Nous ne pouvons douter qu’après avoir occupé les parties septentrionales de la Russie et de la Sibérie jusqu’au 60e degré[1], où l’on a trouvé leurs dépouilles en grande quantité, ils n’aient ensuite gagné les terres moins septentrionales, puisqu’on trouve encore de ces mêmes dépouilles en Moscovie, en Pologne, en Allemagne, en Angleterre, en France, en Italie ; en sorte qu’à mesure que les terres du nord se refroidissaient, ces animaux cherchaient des terres plus chaudes ; et il est clair que tous les climats, depuis le nord jusqu’à l’équateur, ont successivement joui du degré de chaleur convenable à leur nature. Ainsi, quoique de mémoire d’homme l’espèce de l’éléphant ne paraisse avoir occupé que les climats actuellement les plus chauds dans notre continent, c’est-à-dire les terres qui s’étendent à peu près à 20 degrés des deux côtés de l’équateur, et qu’ils y paraissent confinés depuis plusieurs siècles, les monuments de leurs dépouilles trouvées dans toutes les parties tempérées de ce même continent, démontrent qu’ils ont aussi habité pendant autant de siècles les différents climats de ce même continent ; d’abord : du 60e au 50e degré, puis du 50e au 40e, ensuite du 40e au 30e, et du 30e au 20e, enfin, du 20e à l’équateur et au delà à la même distance. On pourrait même présumer qu’en faisant des recherches en Laponie, dans les terres de l’Europe et de l’Asie qui sont au delà du 60e degré, on pourrait y trouver de même des défenses et des ossements d’éléphants, ainsi que des autres animaux du midi, à moins qu’on ne veuille supposer (ce qui n’est pas sans vraisemblance) que la surface de la terre étant réellement encore plus élevée en Sibérie que dans toutes les provinces qui l’avoisinent du côté du nord, ces mêmes terres de la Sibérie ont été les premières abandonnées par les eaux, et par conséquent les premières où les animaux terrestres aient pu s’établir.
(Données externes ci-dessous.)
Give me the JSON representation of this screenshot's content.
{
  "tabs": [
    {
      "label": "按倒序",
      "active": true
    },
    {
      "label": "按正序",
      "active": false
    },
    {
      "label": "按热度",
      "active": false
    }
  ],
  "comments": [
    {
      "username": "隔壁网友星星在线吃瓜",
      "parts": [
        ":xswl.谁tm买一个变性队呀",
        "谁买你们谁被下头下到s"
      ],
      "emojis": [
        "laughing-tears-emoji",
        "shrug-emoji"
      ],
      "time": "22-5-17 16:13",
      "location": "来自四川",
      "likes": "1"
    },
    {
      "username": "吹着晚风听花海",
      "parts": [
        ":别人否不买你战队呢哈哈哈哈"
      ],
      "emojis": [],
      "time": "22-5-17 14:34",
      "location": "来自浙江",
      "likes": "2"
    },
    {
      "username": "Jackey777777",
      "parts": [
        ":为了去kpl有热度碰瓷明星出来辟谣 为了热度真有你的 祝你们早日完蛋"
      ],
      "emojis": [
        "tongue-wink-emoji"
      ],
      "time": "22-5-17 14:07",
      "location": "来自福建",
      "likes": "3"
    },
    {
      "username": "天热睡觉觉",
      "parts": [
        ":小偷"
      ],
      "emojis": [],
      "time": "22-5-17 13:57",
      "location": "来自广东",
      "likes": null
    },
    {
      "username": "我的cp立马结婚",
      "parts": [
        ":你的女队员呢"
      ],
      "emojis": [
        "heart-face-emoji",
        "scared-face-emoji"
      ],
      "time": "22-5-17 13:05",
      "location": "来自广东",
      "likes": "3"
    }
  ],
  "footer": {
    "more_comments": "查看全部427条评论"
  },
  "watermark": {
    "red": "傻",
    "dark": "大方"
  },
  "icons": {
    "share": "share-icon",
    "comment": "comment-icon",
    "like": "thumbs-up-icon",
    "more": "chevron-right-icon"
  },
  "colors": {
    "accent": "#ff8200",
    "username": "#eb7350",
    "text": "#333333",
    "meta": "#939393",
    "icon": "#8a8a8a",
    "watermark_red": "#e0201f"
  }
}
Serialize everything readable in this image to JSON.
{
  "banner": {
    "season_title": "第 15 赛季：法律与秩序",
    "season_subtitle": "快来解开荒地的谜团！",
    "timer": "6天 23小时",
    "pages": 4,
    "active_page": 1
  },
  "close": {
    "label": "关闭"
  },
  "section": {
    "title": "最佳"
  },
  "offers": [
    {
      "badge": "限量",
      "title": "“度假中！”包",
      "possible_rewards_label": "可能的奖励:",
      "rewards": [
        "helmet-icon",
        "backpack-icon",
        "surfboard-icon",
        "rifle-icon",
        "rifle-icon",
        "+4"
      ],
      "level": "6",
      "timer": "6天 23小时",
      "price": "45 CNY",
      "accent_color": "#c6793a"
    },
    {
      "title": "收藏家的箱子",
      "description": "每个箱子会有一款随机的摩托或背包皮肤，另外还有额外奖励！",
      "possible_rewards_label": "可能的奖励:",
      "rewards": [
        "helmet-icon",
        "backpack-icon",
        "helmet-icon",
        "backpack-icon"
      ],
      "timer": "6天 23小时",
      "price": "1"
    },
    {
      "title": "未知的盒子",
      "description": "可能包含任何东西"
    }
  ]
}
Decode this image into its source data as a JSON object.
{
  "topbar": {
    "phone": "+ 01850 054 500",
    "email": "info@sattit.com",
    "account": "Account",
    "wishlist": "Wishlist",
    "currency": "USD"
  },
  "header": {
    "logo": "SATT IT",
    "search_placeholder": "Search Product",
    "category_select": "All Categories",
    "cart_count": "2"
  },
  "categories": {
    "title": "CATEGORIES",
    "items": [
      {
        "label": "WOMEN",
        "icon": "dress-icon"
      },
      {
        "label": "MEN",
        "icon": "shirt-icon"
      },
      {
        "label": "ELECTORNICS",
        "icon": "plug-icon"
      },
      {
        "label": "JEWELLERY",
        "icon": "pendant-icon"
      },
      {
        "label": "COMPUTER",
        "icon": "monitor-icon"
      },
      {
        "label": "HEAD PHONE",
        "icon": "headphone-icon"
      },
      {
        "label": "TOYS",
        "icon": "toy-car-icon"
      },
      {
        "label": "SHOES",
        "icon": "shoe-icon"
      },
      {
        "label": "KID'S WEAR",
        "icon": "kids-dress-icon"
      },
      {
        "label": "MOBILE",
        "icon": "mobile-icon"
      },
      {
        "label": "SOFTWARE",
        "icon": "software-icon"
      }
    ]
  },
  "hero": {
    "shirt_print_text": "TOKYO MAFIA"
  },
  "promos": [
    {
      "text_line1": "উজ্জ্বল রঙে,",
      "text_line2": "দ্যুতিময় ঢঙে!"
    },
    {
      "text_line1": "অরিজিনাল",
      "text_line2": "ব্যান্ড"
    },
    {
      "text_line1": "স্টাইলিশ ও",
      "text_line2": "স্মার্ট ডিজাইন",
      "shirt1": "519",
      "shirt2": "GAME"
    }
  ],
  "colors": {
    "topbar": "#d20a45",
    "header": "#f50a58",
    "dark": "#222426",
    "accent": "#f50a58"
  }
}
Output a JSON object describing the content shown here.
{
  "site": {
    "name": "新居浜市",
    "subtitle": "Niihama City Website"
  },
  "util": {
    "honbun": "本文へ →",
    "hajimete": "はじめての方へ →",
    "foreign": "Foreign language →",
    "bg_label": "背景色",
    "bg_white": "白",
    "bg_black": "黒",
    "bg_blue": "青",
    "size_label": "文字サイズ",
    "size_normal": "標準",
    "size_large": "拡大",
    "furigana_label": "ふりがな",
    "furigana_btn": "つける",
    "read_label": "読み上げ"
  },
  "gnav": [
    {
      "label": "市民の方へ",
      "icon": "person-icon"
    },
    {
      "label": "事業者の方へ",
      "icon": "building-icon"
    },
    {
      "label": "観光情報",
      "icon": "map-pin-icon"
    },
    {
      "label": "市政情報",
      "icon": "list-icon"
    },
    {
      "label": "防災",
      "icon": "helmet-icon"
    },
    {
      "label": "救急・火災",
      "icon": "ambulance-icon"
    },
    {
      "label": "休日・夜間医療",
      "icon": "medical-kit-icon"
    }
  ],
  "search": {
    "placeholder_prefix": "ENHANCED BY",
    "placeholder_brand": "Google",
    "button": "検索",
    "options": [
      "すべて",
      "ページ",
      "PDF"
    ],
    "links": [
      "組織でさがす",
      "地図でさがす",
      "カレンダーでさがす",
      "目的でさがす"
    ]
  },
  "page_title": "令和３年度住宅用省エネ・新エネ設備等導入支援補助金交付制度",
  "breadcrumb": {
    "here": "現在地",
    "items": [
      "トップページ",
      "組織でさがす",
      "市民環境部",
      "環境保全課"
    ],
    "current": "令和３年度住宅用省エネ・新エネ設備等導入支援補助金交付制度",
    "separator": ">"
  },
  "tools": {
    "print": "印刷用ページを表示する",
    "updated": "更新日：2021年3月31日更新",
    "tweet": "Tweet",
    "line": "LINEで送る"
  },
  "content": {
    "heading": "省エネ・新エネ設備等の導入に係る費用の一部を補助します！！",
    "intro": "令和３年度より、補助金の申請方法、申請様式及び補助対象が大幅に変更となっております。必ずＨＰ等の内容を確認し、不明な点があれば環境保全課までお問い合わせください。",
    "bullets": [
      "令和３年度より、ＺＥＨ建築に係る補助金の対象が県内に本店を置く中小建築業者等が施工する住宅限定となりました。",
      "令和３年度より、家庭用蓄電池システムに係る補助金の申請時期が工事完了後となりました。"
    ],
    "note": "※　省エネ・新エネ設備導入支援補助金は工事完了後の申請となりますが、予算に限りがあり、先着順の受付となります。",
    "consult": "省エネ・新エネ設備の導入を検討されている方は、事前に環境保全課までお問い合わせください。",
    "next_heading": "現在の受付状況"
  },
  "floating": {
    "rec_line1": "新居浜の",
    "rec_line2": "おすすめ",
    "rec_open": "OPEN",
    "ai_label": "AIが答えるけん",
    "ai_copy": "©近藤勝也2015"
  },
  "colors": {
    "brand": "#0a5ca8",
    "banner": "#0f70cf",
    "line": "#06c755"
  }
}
Quoi qu’il en soit, il est certain que les éléphants ont vécu, produit, multiplié pendant plusieurs siècles dans cette même Sibérie et dans le nord de la Russie ; qu’ensuite ils ont gagné les terres du 50e au 40e degré, et qu’ils y ont subsisté plus longtemps que dans leur terre natale, et encore plus longtemps dans les contrées du 40e au 30e degré, etc., parce que le refroidissement successif du globe a toujours été plus lent, à mesure que les climats se sont trouvés plus voisins de

  1. On a trouvé cette année même, 1776, des défenses et des ossements d’éléphant près de Saint-Pétersbourg, qui, comme l’on sait, est à très peu près sous cette latitude de 60 degrés.
  1. Nous avons déjà dit que l’animal dont parle Buffon est le mastodonte. Il en exagère beaucoup les dimensions, qui cependant étaient gigantesques.